“Yes, but I want to know just which part of it is mine. How much did I sell last Saturday and how much to-day?” persisted Jean.
“Twenty-five packages last Saturday and eighteen this. Forty-three in all. Four dollars and thirty cents in two weeks, and four dollars in your first two weeks. Eight dollars and thirty cents all told, little girl. Two dollars seven and a half cents a week. I call that pretty good for a ten-year-old business woman, don’t you, Mumsey, dear?”
“I call it truly wonderful,” was Mrs. Carruth’s warm reply.
“What do you think of it, Mammy?” cried Constance. “Aren’t we here to be done with after that showing?”
“Done wid what?” promptly demanded Mammy, who had no intention of committing herself before becoming fully informed of all the facts.
“Done everything with. Made use of. Worked for all there is in us. Made to pay for ourselves. Isn’t that right, Mammy? Say ‘yes’ right off. Say ‘yes’ Mammy, because that’s why we are big, and young, and strong, and happy, and anxious to prove that we are the ‘banginest chillern’ that ever were. You’ve said so hundreds of times, you know you have, so don’t try to go back on it now. Aren’t we just right, Mammy? Successful business women and a firm of which you are proud to be a member? The Carruth Corporation, bound to succeed because, unlike other corporations, it has a soul, yes, four of ’em, and can prove that a corporation with four souls can outstrip any other ever associated. Mine’s as light as a feather this minute, so let’s prance,” ended Constance, springing toward Mammy, to catch her hardened hands in her own warm ones, and give a beckoning nod to Jean and Eleanor, who were quick to take her hint. The next instant a circle was formed around Mrs. Carruth’s chair, the girls singing in voices that made the room ring.
“Mammy, dear,
Listen here,
Isn’t this a lark?
Every day,
Work and play,
And each to do her part.”
While poor old Mammy sputtered and protested as she pounded around with them willy-nilly.

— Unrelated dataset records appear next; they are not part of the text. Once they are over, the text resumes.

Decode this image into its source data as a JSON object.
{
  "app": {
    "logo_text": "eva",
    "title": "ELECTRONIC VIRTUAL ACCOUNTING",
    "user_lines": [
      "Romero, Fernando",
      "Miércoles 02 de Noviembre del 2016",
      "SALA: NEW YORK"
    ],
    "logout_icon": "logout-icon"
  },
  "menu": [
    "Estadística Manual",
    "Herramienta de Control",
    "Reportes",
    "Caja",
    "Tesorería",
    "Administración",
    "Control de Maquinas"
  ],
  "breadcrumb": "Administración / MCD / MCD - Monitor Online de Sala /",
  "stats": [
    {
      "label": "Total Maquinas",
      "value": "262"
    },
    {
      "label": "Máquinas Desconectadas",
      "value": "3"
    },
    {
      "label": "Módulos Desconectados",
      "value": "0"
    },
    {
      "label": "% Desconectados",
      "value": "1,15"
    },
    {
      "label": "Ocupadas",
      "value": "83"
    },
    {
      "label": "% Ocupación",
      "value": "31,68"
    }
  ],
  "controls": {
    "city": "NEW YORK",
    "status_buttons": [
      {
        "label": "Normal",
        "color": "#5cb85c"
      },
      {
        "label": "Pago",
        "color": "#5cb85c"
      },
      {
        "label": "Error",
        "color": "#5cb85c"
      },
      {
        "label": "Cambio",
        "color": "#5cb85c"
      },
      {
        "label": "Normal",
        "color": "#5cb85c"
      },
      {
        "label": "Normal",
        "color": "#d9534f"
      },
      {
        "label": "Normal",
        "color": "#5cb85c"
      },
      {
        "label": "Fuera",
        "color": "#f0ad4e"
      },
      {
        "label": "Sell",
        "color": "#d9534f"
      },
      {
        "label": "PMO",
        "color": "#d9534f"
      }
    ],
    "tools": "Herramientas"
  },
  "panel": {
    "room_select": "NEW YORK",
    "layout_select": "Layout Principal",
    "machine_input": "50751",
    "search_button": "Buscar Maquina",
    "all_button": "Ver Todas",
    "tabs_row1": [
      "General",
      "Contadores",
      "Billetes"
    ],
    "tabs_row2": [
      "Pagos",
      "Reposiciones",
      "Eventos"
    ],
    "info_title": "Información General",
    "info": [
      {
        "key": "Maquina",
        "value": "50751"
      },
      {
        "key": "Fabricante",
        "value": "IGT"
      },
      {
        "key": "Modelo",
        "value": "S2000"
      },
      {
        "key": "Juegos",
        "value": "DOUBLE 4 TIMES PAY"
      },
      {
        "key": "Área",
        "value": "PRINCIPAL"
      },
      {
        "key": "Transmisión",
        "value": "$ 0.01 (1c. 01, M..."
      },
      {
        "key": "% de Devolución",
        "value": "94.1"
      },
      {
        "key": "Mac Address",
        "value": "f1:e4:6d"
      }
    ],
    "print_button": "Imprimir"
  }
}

“Bangin’est chillern! Bangin’est chillern! Huh! I reckons you is! Huh! Let me go dis minit! Miss Jinny! Miss Jinny! Please ma’am, make ’em quit. Make ’em let loose ob me! Dar! You hear dat? Eben Baltie heer yo’in’ holler. Bres Gawd, I believes he’s ’fronted kase he lef’ outen de cop’ration. Dat’s hit! He’s sure is. Let me go dis minit, I say. He gotter be part ob it,” and giving a final wrench from the detaining hands, Mammy rushed away crying in answer to old Baltie’s neigh, which had reached her ears from his stable:
“Yas, yas, Baltic hawse, Mammy done heard yo’ a-callin’ an’ she’s a-comin’; comin’ to passify yo’ hurt feelin’s case you’s been left outen de cop’ration. Comin’, honey, comin’.”